Around four weeks after the incident, when people have had a chance to process the event, a reflective practice session for the team may provide an opportunity to share insights and learnings, and provide an emotionally supportive element. This must be done with everyone’s agreement, including those who wish to be excused. If people agree with this option, make sure you follow through.
The CRANAplus Mental Health and Wellbeing team has developed a suite of resources to support individuals and workplaces after traumatic events. There are tip sheets, a booklet, and an online learning module available on our website. Individuals are also encouraged to contact one of our psychologists on the CRANAplus Bush Support Line at 1800 805 391, where they can be supported in a confidential, 1:1 environment at any time after the event, if they feel this may benefit their recovery.
At the end of the day, nurture a workplace culture that is compassionate, responsive and supportive of each other’s mental health, even before a traumatic incident occurs. It’s important to remember that what a person experienced after a traumatic event is not permanent, and recovery is likely with the proper support.
Be your authentic self when having any conversations, and advocate for the needs of your team where possible.

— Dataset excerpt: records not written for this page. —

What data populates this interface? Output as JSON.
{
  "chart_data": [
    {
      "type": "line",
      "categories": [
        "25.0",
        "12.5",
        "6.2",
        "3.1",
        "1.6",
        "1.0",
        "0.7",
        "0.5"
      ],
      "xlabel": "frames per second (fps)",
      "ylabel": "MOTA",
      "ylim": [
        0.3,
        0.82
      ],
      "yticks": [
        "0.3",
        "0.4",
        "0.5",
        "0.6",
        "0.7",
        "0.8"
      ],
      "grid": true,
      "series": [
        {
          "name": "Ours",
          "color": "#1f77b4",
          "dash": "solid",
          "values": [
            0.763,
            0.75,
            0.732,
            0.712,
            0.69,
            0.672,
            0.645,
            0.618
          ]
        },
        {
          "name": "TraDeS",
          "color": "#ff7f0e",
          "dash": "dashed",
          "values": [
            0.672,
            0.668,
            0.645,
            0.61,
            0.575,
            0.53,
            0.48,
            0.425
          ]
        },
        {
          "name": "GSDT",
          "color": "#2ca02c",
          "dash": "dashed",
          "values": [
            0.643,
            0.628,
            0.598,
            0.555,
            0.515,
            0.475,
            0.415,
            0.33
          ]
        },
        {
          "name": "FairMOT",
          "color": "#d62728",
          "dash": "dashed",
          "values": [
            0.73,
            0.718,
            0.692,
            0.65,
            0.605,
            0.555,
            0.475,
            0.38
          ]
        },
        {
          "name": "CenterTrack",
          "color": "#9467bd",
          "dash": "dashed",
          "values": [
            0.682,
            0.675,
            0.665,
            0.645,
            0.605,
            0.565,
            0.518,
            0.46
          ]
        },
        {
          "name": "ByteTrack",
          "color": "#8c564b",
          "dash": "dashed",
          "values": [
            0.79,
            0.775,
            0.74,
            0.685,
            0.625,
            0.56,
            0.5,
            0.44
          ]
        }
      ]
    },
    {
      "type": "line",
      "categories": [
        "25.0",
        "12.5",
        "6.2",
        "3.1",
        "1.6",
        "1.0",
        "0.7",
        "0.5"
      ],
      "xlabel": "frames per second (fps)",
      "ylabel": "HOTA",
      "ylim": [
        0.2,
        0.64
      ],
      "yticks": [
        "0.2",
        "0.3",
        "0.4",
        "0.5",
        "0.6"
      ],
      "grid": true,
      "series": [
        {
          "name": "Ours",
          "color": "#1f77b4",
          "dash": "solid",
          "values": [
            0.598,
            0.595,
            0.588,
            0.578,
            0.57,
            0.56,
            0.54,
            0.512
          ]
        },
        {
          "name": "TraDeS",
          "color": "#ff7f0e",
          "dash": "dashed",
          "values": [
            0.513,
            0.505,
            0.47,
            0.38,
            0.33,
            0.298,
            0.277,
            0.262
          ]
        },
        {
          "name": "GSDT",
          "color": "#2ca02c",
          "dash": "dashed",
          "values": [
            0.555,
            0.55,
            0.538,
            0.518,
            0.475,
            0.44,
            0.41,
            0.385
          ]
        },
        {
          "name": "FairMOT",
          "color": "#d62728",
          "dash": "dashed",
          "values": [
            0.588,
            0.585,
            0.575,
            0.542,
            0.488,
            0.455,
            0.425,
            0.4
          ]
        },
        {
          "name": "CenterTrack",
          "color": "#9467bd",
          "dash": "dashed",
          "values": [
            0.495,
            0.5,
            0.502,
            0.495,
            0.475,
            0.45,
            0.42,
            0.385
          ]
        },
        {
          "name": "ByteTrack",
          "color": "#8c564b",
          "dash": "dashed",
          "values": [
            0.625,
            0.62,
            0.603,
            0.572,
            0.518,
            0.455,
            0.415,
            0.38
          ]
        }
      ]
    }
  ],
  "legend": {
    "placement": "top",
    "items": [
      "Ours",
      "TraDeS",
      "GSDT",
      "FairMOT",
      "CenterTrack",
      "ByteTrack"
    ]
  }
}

We’re all in this together.
* CISD is related to psychological trauma recovery and does not relate to clinical debriefing, which are those medical learning conversations that are used to review events to improve patient care, processes and teamwork that occur soon after a clinical event.
References
1. Regel, S. (2007). Post-trauma support in the workplace: the current status and practice of critical incident stress management (CISM) and psychological debriefing (PD) within organisations in the UK. Occupational Medicine, 57(6), p411-416
2. Davis, J.A. (2013). Critical Incident Stress Debriefing. Accessed 14 May 2024 at https://www.psychologytoday.co…
3. Peterson, T.J (2024). Critical Incident Stress Debriefing: How it works and what to expect. Choosing Therapy. Accessed 14 May 2024 at https://www.choosingtherapy.co…
4. Van Emmerik, A.P., Kamphuis, J.H., Hulbosch, A. M. * Emmelkamp, P.M. (2002). Single session debriefing after psychological trauma: a meta analysis. The Lancet, Vol 360 (9335).
5. Tuckey, M.R. & Scott, J.E. (2013). Group Critical Incident Stress Debriefing with emergency services personnel: A randomized controlled trial. Original manuscript accepted 09 May 2013 for publication in Anxiety, Stress, & Coping.